While the invention has been described by reference to an exemplary embodiment, it should be understood that numerous changes may be made within the spirit and scope of the inventive concepts described. Accordingly, it is intended that the invention not be limited to the described embodiment, but that it have the full scope defined by the language of the following claims.

Claims

1. A structural beam for mounting to A-pillars on opposite sides of an automotive vehicle body, said beam comprising:

outer, intermediate and inner nesting structural members fixed together at upper and lower edge portions and opposite end portions and internally configured to provide a structurally stiff load carrying and support beam;

said outer member having a generally U-shaped cross section with upper, rear and lower sides and an open frontal area;

said intermediate member having a modified generally W-shaped cross section with upper and lower sides nested with the corresponding sides of said outer member, spaced intermediate sides angled toward one another from adjacent the upper and lower sides to connect with a short front side, and open frontal areas between ends of the short front side and the upper and lower sides of the intermediate member; and

said inner member having a generally flat cross section closing the open ends of said outer and intermediate members and nesting with said short front side of the intermediate member;

said beam providing structural load carrying support between the body A-pillars and for carrying associated components mountable at the forward end of a vehicle passenger compartment.

2. A structural beam as in claim 1 wherein said members are made of plastic.

3. A structural beam as in claim 1 wherein said sides of the members are of generally constant thickness.

4. A structural beam as in claim 1 wherein said outer member includes mounting means for supporting a steering gear assembly on the beam.

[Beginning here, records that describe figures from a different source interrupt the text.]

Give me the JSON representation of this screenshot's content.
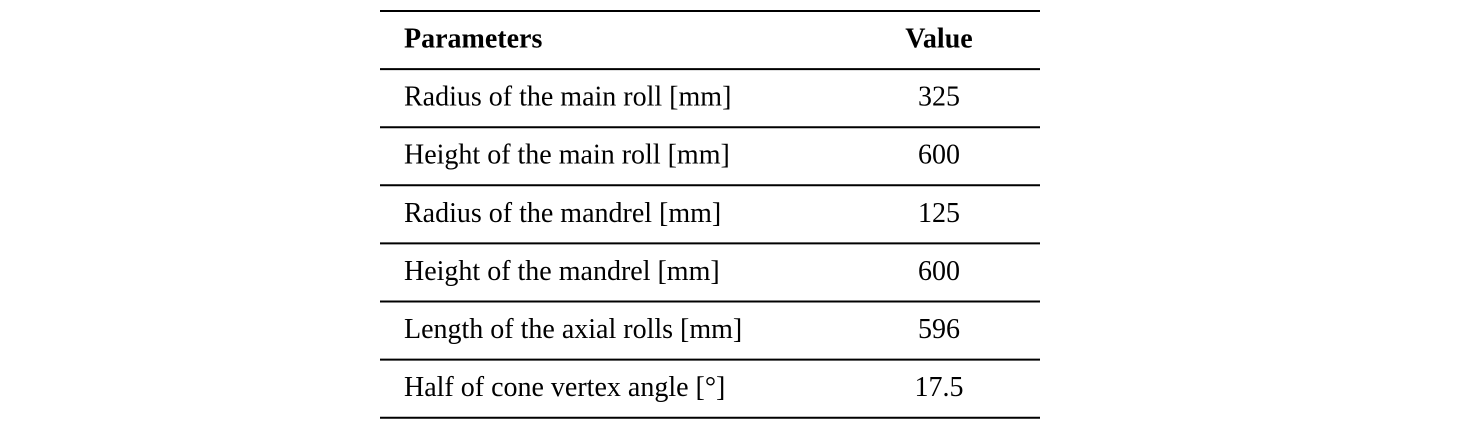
{
  "table": {
    "header": [
      "Parameters",
      "Value"
    ],
    "rows": [
      [
        "Radius of the main roll [mm]",
        325
      ],
      [
        "Height of the main roll [mm]",
        600
      ],
      [
        "Radius of the mandrel [mm]",
        125
      ],
      [
        "Height of the mandrel [mm]",
        600
      ],
      [
        "Length of the axial rolls [mm]",
        596
      ],
      [
        "Half of cone vertex angle [°]",
        17.5
      ]
    ]
  }
}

5. A structural beam as in claim 1 wherein said members define internal air distribution passages within the beam, said beam including air inlet opening means through the lower side of at least one of said outer and intermediate members for connecting an air delivery system with said internal passages.

6. A structural beam as in claim 5 wherein said air passages include windshield defogging passages and passenger compartment air passages.

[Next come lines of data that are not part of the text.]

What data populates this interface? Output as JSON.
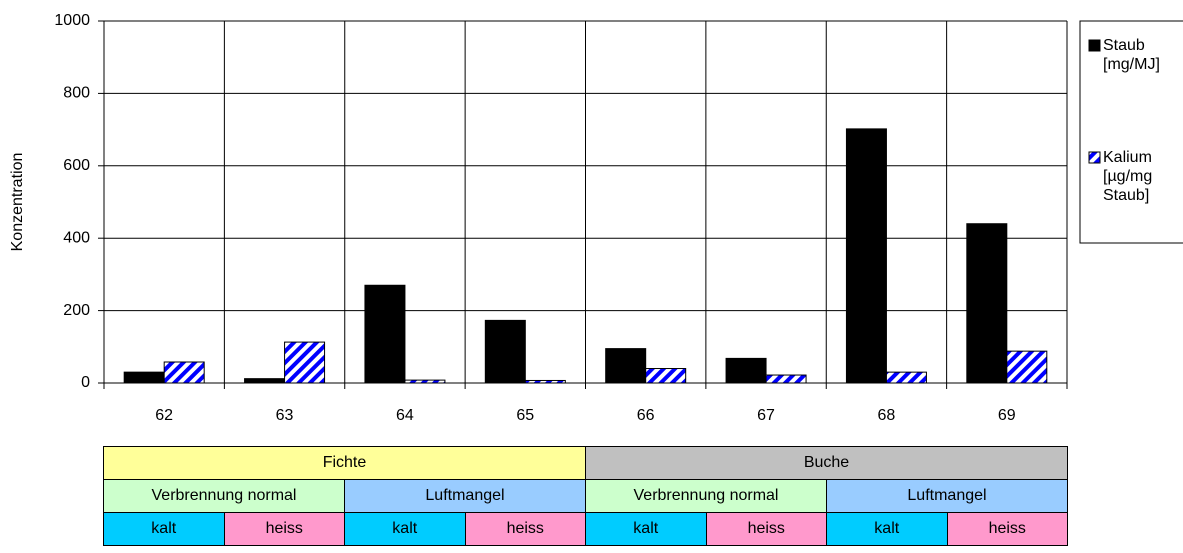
{
  "chart_data": {
    "type": "bar",
    "y_label": "Konzentration",
    "categories": [
      "62",
      "63",
      "64",
      "65",
      "66",
      "67",
      "68",
      "69"
    ],
    "series": [
      {
        "name": "Staub [mg/MJ]",
        "color": "#000000",
        "values": [
          30,
          12,
          270,
          173,
          95,
          68,
          702,
          440
        ]
      },
      {
        "name": "Kalium [µg/mg Staub]",
        "color": "#0000ff",
        "pattern": "diagonal",
        "values": [
          58,
          113,
          8,
          7,
          40,
          22,
          30,
          88
        ]
      }
    ],
    "ylim": [
      0,
      1000
    ],
    "yticks": [
      0,
      200,
      400,
      600,
      800,
      1000
    ],
    "grid": true,
    "legend": "right"
  },
  "table": {
    "rows": [
      [
        "Fichte",
        "Buche"
      ],
      [
        "Verbrennung normal",
        "Luftmangel",
        "Verbrennung normal",
        "Luftmangel"
      ],
      [
        "kalt",
        "heiss",
        "kalt",
        "heiss",
        "kalt",
        "heiss",
        "kalt",
        "heiss"
      ]
    ]
  }
}
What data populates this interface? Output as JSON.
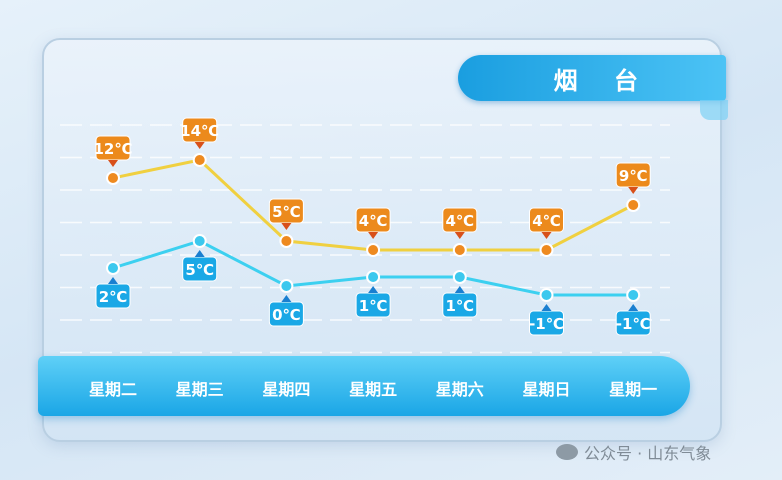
{
  "title": "烟 台",
  "watermark": "公众号 · 山东气象",
  "chart_data": {
    "type": "line",
    "categories": [
      "星期二",
      "星期三",
      "星期四",
      "星期五",
      "星期六",
      "星期日",
      "星期一"
    ],
    "series": [
      {
        "values": [
          12,
          14,
          5,
          4,
          4,
          4,
          9
        ],
        "labels": [
          "12℃",
          "14℃",
          "5℃",
          "4℃",
          "4℃",
          "4℃",
          "9℃"
        ],
        "color": "#f0d040",
        "label_color": "#ec8a1c"
      },
      {
        "values": [
          2,
          5,
          0,
          1,
          1,
          -1,
          -1
        ],
        "labels": [
          "2℃",
          "5℃",
          "0℃",
          "1℃",
          "1℃",
          "-1℃",
          "-1℃"
        ],
        "color": "#3cd0f0",
        "label_color": "#1aa8e6"
      }
    ],
    "grid": true
  }
}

7. A structural beam as in claim 6 wherein said inner and intermediate members define air flow openings at upper edges of said members and connecting with said windshield defogging passages.

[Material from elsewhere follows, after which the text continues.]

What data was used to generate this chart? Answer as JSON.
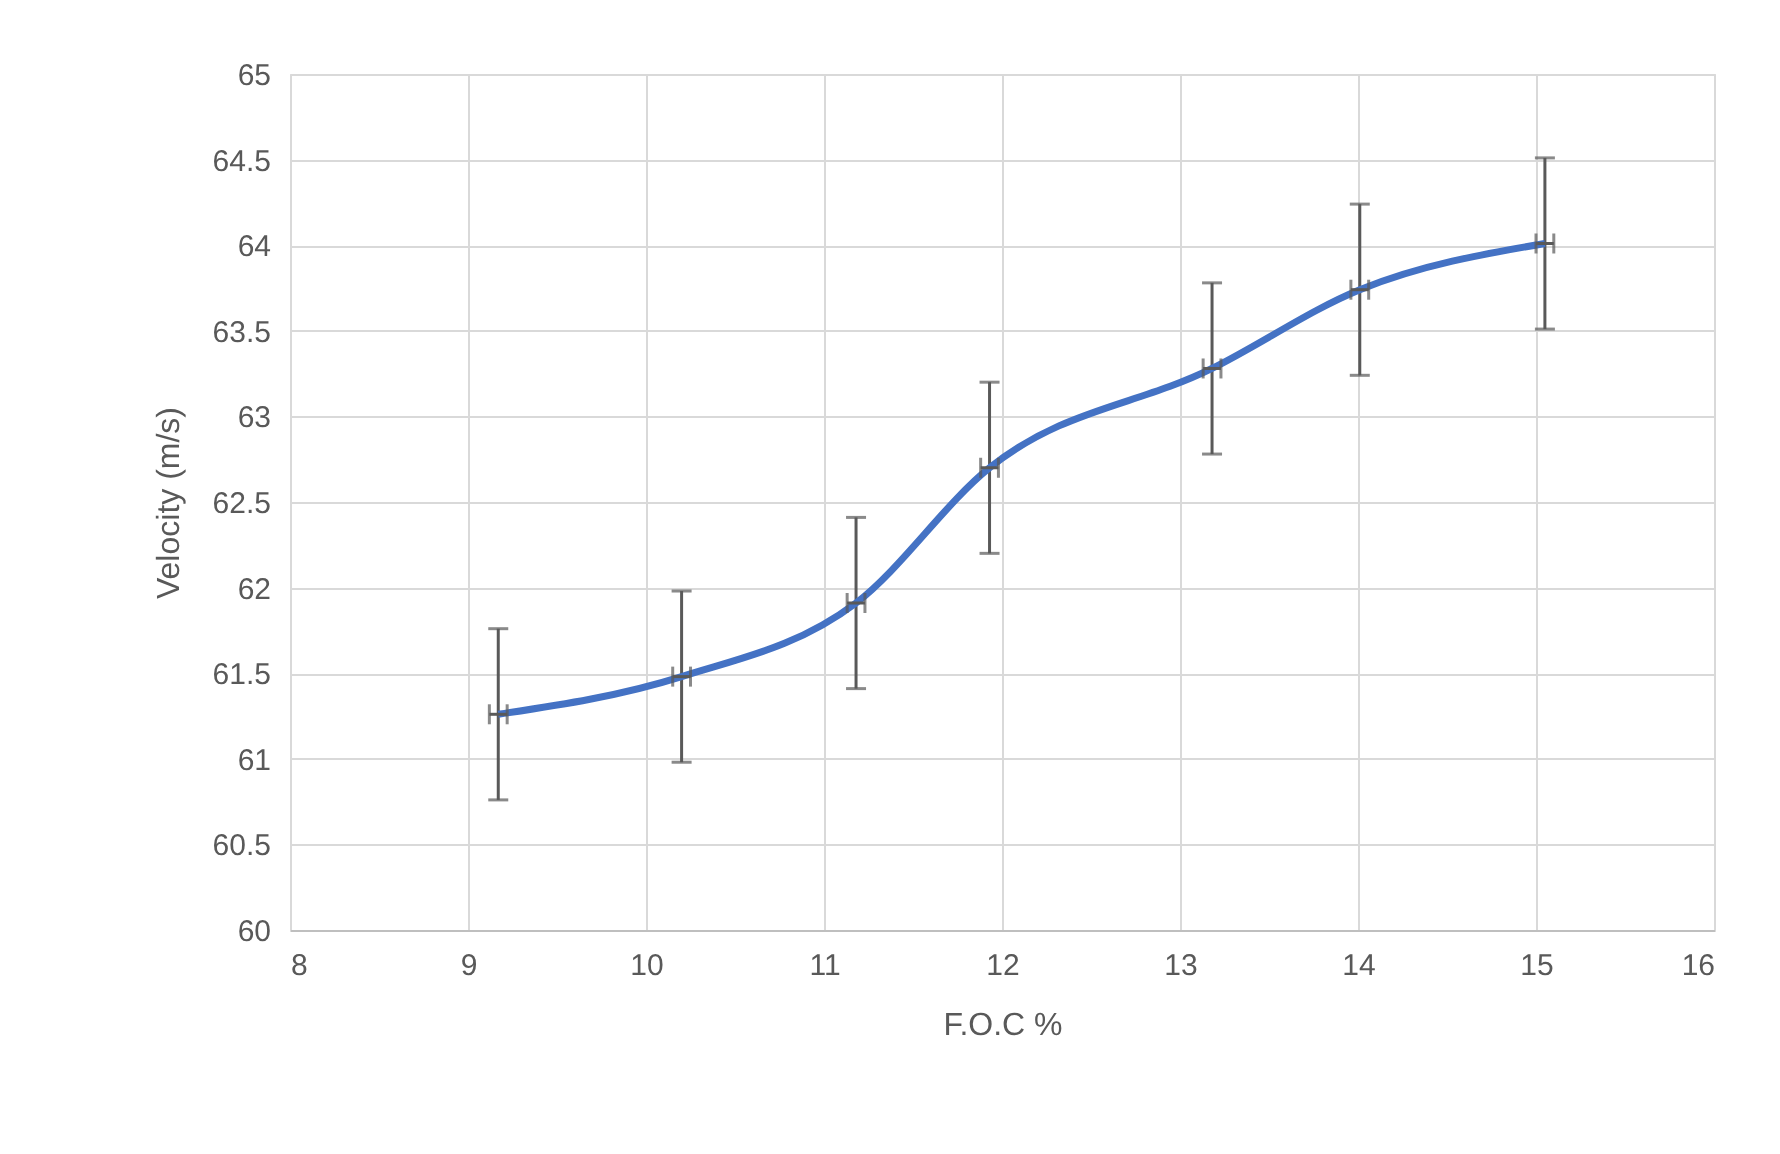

8. A structural beam as in claim 6 wherein said outer member includes air flow openings in its rear side and connecting with said passenger compartment air passages.

9. A structural beam as in claim 6 wherein said passages further include side window demist passages.

10. A structural beam as in claim 9 wherein said outer member includes demist outlet openings positioned for clearing side windows of the vehicle, said demist openings connecting with said side window demist passages.

11. A structural beam as in claim 9 wherein said defogging passages extend upwardly between the intermediate and inner members from a first lower inlet opening to upper outlet openings, said passenger compartment air passages extend laterally from second lower inlet openings to first rear outlet openings, and said demist passages extend laterally from third lower inlet openings to second rear outlet openings.

12. A structural beam as in claim 1 wherein said intermediate member includes a plurality of vertical stiffening ribs between its upper side and the adjacent intermediate side.